I love Humeyni! = Kara Cehalet

?Handsome?

Doçent
Katılım
28 Ocak 2008
Mesajlar
626
Reaksiyon puanı
0
Puanları
0
"Humeyni'yi seviyorum.

Atatürk'ü sevmiyorum.

Maraş'ta Fransız askerleri Nene Hatun'un başörtüsüne uzandı. Sütçü İmam ilk ateşi açtı, böylelikle Kurtuluş Savaşı başladı. O dönemin sosyolojik yapısını incelerseniz, cephedeki insanlar hep Müslüman... Atatürk olmasaydı, İngilizler olsaydı, haklarım daha geniş olacaktı."

*

Böyle dedi.

*

"Türbanlı böyle dedi" demiyorum; çünkü bütün türbanlılar böyle düşünmediği gibi, böyle düşünen türbansızlar da var.

Demem şu...

*

Nene Hatun, Maraşlı değil.

Erzurumlu.

Savaştığı düşman, Fransız değil.

Rus.

Rus başörtüsüne saldırmadı.

Aziziye Tabyası'na saldırdı.

Milli mücadelenin mangal yürekli evladıdır ama, milli mücadelenin ilk kurşununu Sütçü İmam sıkmadı.

Hasan Tahsin sıktı.

Maraş'ta değil, İzmir'de.

Takvime bak.. Hasan Tahsin'in tetiğe basmasıyla, Sütçü İmam'ın tetiğe basması arasında 6 ay var...
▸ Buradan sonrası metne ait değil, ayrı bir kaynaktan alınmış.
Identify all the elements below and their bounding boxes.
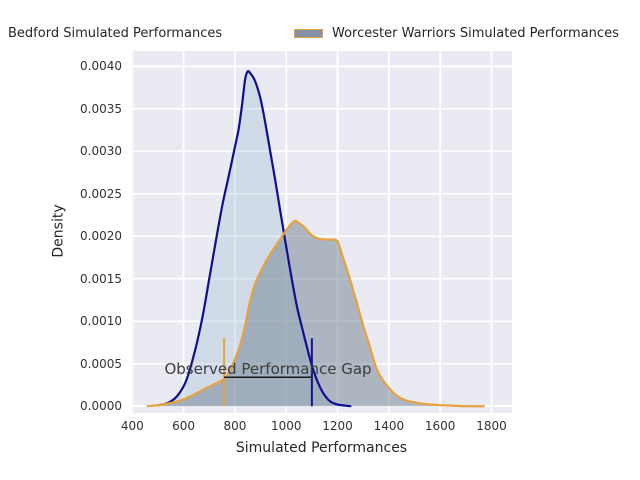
x-tick-label: 1800: [476, 419, 507, 433]
y-tick-label: 0.0035: [80, 101, 122, 116]
x-tick-label: 1000: [270, 419, 302, 433]
legend-label-bedford: Bedford Simulated Performances: [8, 25, 223, 41]
density-chart-svg: [131, 51, 512, 413]
y-tick-label: 0.0030: [80, 144, 122, 159]
y-axis-ticks: 0.0000 0.0005 0.0010 0.0015 0.0020 0.0025 0.00…: [0, 0, 122, 480]
x-tick-label: 400: [120, 419, 144, 433]
x-tick-label: 1400: [373, 419, 405, 433]
worcester-legend-swatch-icon: [294, 28, 323, 38]
y-tick-label: 0.0040: [80, 59, 122, 74]
y-tick-label: 0.0020: [80, 229, 122, 244]
x-tick-label: 1200: [322, 419, 353, 433]
legend-item-bedford: Bedford Simulated Performances: [8, 24, 222, 42]
y-tick-label: 0.0005: [80, 356, 122, 371]
x-tick-label: 1600: [424, 419, 456, 433]
y-tick-label: 0.0025: [80, 186, 122, 201]
x-axis-label: Simulated Performances: [235, 440, 408, 456]
legend-label-worcester: Worcester Warriors Simulated Performance…: [332, 25, 619, 41]
y-tick-label: 0.0010: [80, 314, 122, 329]
plot-area: [131, 51, 512, 413]
x-tick-label: 600: [172, 419, 196, 433]
y-tick-label: 0.0015: [80, 271, 122, 286]
x-tick-label: 800: [223, 419, 247, 433]
legend-item-worcester: Worcester Warriors Simulated Performance…: [294, 24, 619, 42]
legend: Bedford Simulated Performances Worcester…: [0, 24, 640, 42]
x-axis-ticks: 400 600 800 1000 1200 1400 1600 1800: [121, 419, 512, 435]
y-tick-label: 0.0000: [80, 399, 122, 414]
Sütçü İmam, Fransız vurmadı.

Ermeni vurdu.

Maraş'ta düşmana ilk müdahaleyi yapan da, aslında Sütçü İmam değil.

Çakmakçı Sait.

Silahı yoktu.

Yumruğuyla saldırdı.

Şehit oldu.

Maraş'ı önce kim işgal etti?

Arkadaşın İngilteresi!

Kim sesini çıkarmadı?

Arkadaşın padişah efendisi!

Kim kurtardı?

Arkadaşa daha geniş haklar tanıyacak olan İngilizlerin gemisiyle kaçan padişah efendinin idam etmek için arattığı Atatürk!

*

O dönemin sosyolojik yapısını incelerseniz, cephedeki insanların hep Müslüman olmadığını da görürsünüz...

Bizzat Ordinaryüs Profesör Mazhar Osman'ın ağlayarak okuduğu "şehit listesi"ne göre, bu toprakları İngilizler işgal etmesin diye savaşan, can veren İstanbullu hekimler arasında, 140 Türk, 32 Ermeni, 25 Rum, 18 Yahudi var.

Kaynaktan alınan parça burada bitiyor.